Weber Scientific entered into a license agreement with University of the Sciences in Philadelphia for the Farber Pham Diastaticus Medium (FPDM), a new microbiological medium for the detection of Saccharomyces cerevisiae var. diastaticus, a wild yeast contaminant which represents a major beer spoilage threat. Product contamination has led to costly product recalls as infection has led to off-flavors, over-attenuation and over-carbonation, potentially causing gushing beer, exploding packages or non-compliance with federal reporting of alcohol by volume. A provisional patent has been filed to protect the invention.
How it works
Discovered by Matthew J. Farber, director of the University’s Brewing Science Certificate Program, FPDM is selective for all diastaticus strains tested while preventing growth of brewing yeast strains. It is effective as a solid agar medium for traditional plating or as a broth for enrichment culture. FPDM has been successfully used for:
- Detection of diastaticus contamination of beer through traditional sample plating on FPDM agar, with samples including fermenting beer, finished beer, yeast slurries and environmental swabs.
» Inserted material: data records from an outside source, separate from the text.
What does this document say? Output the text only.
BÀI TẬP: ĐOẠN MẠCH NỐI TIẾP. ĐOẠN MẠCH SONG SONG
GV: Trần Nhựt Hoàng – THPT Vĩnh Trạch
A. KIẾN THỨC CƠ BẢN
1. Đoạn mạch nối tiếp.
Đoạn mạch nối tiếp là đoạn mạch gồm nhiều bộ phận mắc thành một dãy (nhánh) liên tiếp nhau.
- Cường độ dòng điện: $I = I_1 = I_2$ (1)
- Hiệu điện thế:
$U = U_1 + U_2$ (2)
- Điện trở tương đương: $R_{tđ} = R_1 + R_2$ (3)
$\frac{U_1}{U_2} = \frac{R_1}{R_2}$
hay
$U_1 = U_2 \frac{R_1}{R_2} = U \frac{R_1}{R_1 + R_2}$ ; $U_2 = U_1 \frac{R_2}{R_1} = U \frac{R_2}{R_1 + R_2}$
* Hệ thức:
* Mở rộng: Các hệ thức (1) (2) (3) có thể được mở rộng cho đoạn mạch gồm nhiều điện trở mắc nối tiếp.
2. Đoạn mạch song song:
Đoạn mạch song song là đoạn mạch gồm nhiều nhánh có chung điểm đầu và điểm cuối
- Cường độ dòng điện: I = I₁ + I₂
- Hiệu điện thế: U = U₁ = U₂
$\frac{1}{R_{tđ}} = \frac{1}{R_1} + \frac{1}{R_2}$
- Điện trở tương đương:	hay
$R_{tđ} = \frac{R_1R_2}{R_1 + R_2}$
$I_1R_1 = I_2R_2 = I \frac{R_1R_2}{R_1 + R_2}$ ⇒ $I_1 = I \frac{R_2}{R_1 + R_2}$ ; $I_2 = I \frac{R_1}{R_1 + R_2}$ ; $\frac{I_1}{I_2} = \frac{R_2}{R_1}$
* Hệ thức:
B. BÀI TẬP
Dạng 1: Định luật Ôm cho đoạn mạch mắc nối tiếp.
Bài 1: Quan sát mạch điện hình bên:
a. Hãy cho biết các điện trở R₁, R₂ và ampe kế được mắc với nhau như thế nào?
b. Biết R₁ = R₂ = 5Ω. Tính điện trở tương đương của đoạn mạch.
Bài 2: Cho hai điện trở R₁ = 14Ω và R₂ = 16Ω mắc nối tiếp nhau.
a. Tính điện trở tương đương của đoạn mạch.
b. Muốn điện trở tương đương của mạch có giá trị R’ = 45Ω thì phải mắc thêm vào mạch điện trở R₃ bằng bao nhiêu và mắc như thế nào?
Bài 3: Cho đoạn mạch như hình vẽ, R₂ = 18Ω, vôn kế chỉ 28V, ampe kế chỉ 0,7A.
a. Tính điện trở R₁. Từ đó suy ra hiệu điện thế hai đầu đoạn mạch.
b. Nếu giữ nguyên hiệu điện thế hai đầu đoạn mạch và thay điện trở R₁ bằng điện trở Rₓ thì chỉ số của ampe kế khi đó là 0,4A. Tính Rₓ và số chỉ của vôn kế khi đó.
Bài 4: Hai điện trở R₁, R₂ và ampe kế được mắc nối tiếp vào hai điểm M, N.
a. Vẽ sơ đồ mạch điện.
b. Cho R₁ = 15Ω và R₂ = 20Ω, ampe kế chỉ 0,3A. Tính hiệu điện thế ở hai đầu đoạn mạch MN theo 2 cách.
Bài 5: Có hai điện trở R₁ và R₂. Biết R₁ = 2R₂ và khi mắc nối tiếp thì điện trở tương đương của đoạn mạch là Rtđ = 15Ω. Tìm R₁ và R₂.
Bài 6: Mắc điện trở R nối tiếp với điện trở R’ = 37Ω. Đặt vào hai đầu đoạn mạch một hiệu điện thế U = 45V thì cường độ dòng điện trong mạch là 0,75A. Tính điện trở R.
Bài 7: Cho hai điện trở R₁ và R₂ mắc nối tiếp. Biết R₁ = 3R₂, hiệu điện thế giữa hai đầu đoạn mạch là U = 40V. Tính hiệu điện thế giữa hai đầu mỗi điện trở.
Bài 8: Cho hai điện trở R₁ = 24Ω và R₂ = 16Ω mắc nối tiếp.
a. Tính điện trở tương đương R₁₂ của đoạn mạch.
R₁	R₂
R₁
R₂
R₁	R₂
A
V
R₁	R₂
- Detection of low diastaticus contamination in yeast slurries through enrichment in FPDM broth.
- Isolation of diastaticus in brewery samples which tested positive via rapid, PCR-based methods but negative on all traditional culture media.
Weber, a New Jersey-based company that sells products for food and beverage testing, will begin to produce FPDM and market it to both professional brewers and homebrewers.
“We have used FPDM to detect diastaticus contamination at every stage of the brewing process from yeast slurry to finished beer. We look forward to getting this medium into the hands of all brewers to enable further microbiological screening and the production of quality beer,” said Farber.